I'll begin with some definitions for a finite $p$-group $G$. Define, for each integer $n$, $\mho_n(G) = \langle g^{p^n} \mid g \in G \rangle$ and call $G$ a $P_1$-group if $ \mho_n(S) = \{ s^{p^n} \mid s \in S \}$ for all $n$ and every section $S$ of $G$, including $S=G$.
Now suppose $G$ is a minimal non-$P_1$-group, i.e. $G$ is not a $P_1$-group but every proper section of $G$ is.
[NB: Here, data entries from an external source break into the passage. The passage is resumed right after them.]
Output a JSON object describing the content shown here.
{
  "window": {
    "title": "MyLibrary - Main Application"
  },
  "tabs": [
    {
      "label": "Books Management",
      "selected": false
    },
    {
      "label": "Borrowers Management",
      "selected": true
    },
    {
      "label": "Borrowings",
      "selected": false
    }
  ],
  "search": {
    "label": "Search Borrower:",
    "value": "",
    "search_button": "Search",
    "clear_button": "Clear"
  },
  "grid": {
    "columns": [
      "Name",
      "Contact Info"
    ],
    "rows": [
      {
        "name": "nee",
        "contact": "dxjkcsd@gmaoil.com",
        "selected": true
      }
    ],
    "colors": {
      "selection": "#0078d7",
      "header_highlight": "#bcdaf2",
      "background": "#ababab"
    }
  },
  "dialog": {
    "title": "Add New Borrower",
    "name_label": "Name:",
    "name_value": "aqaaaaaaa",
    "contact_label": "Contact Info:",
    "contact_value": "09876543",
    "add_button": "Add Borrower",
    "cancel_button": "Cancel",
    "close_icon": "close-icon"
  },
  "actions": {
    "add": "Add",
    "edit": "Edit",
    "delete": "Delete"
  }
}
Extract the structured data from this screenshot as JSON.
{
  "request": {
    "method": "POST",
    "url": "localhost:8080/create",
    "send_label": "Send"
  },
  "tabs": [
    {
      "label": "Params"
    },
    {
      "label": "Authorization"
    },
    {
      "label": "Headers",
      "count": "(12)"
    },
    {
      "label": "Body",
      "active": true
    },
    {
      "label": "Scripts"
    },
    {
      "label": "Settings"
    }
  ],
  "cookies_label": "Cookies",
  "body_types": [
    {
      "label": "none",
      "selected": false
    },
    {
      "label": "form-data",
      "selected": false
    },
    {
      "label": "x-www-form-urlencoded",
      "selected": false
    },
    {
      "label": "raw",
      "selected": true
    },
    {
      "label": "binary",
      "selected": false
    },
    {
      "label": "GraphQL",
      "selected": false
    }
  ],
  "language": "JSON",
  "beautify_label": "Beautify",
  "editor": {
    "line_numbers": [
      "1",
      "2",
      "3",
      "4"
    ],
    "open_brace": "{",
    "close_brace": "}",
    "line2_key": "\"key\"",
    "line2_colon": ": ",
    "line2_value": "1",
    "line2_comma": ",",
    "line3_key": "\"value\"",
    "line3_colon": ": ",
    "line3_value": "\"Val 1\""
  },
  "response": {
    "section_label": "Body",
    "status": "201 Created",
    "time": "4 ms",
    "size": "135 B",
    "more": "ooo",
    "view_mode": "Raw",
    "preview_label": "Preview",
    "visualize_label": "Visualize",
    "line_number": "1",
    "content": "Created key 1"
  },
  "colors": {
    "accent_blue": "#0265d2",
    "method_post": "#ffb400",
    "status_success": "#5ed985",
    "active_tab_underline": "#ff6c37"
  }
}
Let $M$ be maximal subgroup of $G$.
Why is $|\mho_1(M)| \leq p$?
It has previously been shown:
- $G$ has exponent $p^2$ and is generated by two elements.
- $\Phi(G)$ has exponent $p$.
- If $H$ is a $P_1$-group with a subgroup $J \leq H$ such that $\exp J = p^n$ and $[H:J]=p^k$, then $|\mho_n(H)| \leq p^k$.
The paper states the result follows from 3, but how do we know $M$ contains a subgroup of exponent $p$ and index $p$?
The inequalites I can see are, $|\mho_1(M)| \leq [M:\Phi(G)]$, and $|\mho_{\log_p(\exp N)}(M)| \leq p$ and $|\mho_1(M)/\mho_1(N)| \leq p $ where $N$ is a maximal subgroup of $M$.
Reference: Mann, A. (1976). The power structure of p-groups. I. Journal of Algebra, 42(1), pp.121-135.
Since $G$ is $2$-generated, $|G:\Phi(G)| = p^2$, so $M$ has $\Phi(P)$ as a subgroup of index $p$ and exponent $p$.